In these days of super-rich foreign investors and more non-natives than home-grown faces in the Barclays English Premier League, you have to admire what Tottenham are trying to do.The London club have been one of the few in the EPL to actively pursue players from within the UK’s national borders over the past few years, rather than scouring the transfer market for cheap cut-price alternatives from far-flung corners of the globe.
The likes of current first team Chris Gunter, Gareth Bale, Tom Huddlestone, Jermaine Jenas, Aaron Lennon, Darren Bent, David Bentley, Michael Dawson, Jamie O’Hara and Alan Hutton have all benefited from that policy, which was a cornerstone of the Martin Jol era but has shown little sign of abating under current boss Juande Ramos.
Indeed, Ramos has picked up where his predecessor left off and rather than flooding his side with Spanish imports from his homeland – as a certain Rafael Benitez did when he picked up the reins at Liverpool four years ago – the former Sevilla boss has supplemented a small crop of big name foreign heavyweights with young, hungry Englishmen such as Crystal Palace’s 16-year-old sensation John Bostock and Fraizer Campbel, on loan from Manchester United.
It’s a transfer plan that has won Spurs many admirers, but unfortunately, few points.
The White Hart Lane faithful are nursing their wounded pride after the club’s worst start to a league campaign for 34 years.
Just two points from their opening six games have left Spurs propping up the EPL table – hardly an acceptable return for a club who had ambitions of breaking into the UEFA Champions League places before the campaign began.
But interestingly enough, the man in the firing line after such a wretched start is not Ramos, nor his players. It is not even chairman Daniel Levy.

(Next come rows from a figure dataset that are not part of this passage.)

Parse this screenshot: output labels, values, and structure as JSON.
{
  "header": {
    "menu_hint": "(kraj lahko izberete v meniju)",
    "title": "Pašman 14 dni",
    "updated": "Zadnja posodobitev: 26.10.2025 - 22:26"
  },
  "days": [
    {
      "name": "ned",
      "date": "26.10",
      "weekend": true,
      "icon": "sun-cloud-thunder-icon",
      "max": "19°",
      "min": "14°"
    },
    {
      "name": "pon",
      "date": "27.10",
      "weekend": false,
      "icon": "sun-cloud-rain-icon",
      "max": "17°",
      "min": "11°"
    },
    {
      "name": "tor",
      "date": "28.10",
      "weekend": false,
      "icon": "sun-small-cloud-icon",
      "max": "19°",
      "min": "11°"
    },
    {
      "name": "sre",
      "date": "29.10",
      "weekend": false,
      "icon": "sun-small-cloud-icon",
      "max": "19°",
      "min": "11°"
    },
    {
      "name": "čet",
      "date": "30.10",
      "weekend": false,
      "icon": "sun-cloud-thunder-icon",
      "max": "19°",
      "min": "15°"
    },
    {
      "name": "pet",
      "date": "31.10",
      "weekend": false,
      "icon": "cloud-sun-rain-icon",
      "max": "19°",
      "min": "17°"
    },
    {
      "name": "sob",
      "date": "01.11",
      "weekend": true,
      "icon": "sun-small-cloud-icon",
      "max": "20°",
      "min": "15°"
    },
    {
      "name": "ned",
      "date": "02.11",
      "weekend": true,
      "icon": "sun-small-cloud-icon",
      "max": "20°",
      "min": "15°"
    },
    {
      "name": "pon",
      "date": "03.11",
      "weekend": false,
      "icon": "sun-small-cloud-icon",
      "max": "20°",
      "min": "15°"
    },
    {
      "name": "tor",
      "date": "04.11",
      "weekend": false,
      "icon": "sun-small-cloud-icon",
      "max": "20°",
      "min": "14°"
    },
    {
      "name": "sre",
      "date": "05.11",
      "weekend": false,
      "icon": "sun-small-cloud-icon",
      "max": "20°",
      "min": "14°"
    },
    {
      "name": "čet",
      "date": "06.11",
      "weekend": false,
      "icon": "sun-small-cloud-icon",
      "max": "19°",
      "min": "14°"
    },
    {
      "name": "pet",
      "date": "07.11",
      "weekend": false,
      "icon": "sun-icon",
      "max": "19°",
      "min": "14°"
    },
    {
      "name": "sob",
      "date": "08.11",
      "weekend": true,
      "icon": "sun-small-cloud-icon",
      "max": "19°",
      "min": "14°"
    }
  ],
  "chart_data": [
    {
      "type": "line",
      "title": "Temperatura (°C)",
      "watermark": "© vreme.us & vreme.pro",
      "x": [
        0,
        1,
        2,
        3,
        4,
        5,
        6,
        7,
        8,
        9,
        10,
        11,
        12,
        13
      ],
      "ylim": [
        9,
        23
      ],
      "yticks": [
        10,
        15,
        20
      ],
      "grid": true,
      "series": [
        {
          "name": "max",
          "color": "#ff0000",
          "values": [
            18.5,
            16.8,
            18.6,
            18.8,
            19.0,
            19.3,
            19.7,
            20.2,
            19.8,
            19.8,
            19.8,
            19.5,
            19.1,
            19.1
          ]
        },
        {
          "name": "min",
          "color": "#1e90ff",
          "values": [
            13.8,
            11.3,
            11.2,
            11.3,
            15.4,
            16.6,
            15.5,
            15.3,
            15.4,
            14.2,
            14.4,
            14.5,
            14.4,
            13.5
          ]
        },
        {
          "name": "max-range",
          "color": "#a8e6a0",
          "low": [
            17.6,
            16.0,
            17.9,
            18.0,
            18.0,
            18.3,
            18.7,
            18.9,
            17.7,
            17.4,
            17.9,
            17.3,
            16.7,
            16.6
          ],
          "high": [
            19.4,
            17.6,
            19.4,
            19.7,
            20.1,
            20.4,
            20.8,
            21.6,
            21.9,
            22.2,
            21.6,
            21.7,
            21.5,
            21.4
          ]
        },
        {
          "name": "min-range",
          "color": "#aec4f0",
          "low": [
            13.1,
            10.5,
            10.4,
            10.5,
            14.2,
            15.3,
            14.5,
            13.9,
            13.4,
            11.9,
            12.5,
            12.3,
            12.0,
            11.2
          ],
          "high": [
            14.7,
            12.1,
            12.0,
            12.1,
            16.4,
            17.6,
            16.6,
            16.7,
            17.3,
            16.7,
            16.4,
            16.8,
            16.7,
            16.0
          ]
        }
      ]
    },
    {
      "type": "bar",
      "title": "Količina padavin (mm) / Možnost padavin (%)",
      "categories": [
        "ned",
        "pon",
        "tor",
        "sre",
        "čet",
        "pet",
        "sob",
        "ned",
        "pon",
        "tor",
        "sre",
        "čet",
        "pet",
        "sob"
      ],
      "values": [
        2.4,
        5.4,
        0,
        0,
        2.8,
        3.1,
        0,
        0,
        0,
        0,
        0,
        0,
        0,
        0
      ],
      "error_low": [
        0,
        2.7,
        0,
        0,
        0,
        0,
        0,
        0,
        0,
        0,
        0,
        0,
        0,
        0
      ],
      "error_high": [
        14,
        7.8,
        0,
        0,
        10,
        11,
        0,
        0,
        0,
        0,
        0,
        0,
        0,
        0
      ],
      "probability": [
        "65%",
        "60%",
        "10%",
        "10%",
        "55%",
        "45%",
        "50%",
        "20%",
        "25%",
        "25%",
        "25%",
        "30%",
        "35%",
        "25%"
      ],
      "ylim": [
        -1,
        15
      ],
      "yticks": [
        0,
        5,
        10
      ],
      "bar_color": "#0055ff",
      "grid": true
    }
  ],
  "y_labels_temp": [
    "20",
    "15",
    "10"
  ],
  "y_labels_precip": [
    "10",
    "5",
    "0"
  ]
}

Instead, rumours abound that transfer guru Damien Comolli is set to pay the price of that failure with his job.
“Just what has the club’s sporting director Damien Comolli been doing all summer?” mused one newspaper columnist in Britain recently. “Spurs spent more than £65million and they have a worse team than the one they had at the end of last season.”
For his part, Comolli and the board have been tellingly silent on the whole matter. There have been no strong defences, no votes of confidence and no impassioned pleas for the fans to remain on side.
Perhaps that is because they have simply realised the truth : that Tottenham are nowhere near strong enough to compete with the big guns when the playing field can be changed overnight by a £32.5million Brazilian and an Arab Sheikh with a fistful of dollars.
Perhaps unusually for football fans, the focus of ire on Comolli’s position is in this case wholly justified. The Frenchman pulls strings along the continental model when it comes to buying and selling at White Hart Lane, and the fruits of his labour have failed to pay off.
His ‘Best of British’ policy was commendable, and it will no doubt have gone down a storm in the corridors of power at FA headquarters where the debate over the future of the England national team continues to gather pace.
Sadly though, it was always destined to fail.